Even though citizens of the USSR enjoyed a safety net, it was clearly not enough a sop to slake the thirst for the freedom to be left the hell alone.
 
What part of Libertarianism - stopped child labor exploitation? Can you explain better?

The part that, because of the free market, the standard of living was raised to the point where children no longer needed to work the way they had in the days before the standard of living rose, when everyone worked grueling labor on the farm.

That's not actually what happened, though. There were a couple of factors in mitigating abusive labor practices -- disasters like the Triangle Shirtwaist fire, movements like unions, the demand for an educated workforce resulting in mandatory schooling -- that played much larger roles.

Then what? Polluter says, "what are you going to do about it?"

"Sue your pants off. Better give me the deed to your company now and save yourself the bother later."

Except that a large corporation can much better afford the legal fees that can quash the complaints of the aggrieved. Because money talks.
 
So you are saying that if you didn't have the government telling you to choose the better option you would choose the worse option? Your argument says far more about you than it does about me.

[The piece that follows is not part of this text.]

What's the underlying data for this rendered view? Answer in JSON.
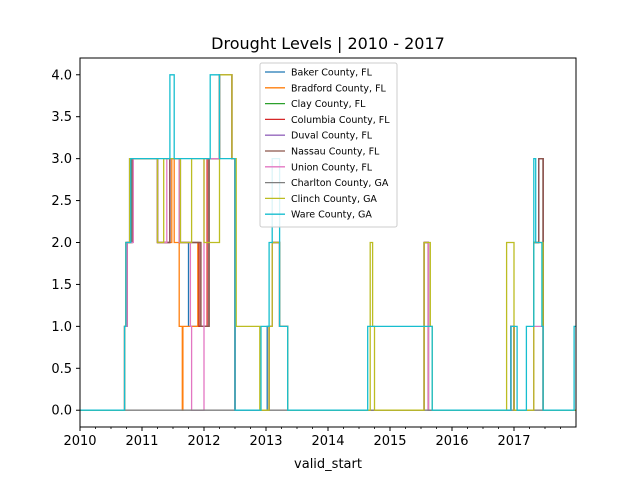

The fact is that no matter how good you think you are as a person, a good proportion of people would happily shit on you if it gets them a couple of extra beans. "You're projecting!" is an ad-hom argument because it ignores large swathes of human history when government was too weak to regulate human interactions and so those with resources screwed over those without.

I'm all for small government, but I abandoned libertarianism precisely because of its pie-in-the-sky view of human nature. Indeed, I'd bet that government was invented precisely to regulate fair relations between tribe-members. It is in the interest of the nation that its constituent citizens feel like they've gotten a fair shake.
 
So you are saying that if you didn't have the government telling you to choose the better option you would choose the worse option? Your argument says far more about you than it does about me.

Too many people will choose the greedy option, which is the "best' option for them, but the worst option for society as a whole, especially if they can do it without much visibility or oversight. Yes, we do indeed need regulation.

Yup, one of the big reasons for regulation. There's no other realistic prevention of tragedy of the commons situations.
 
Quick question for any of the libertarians in this thread: Would you like to see the aircraft industry de-regulated? Abolish the FAA entirely and let the free market take care of us?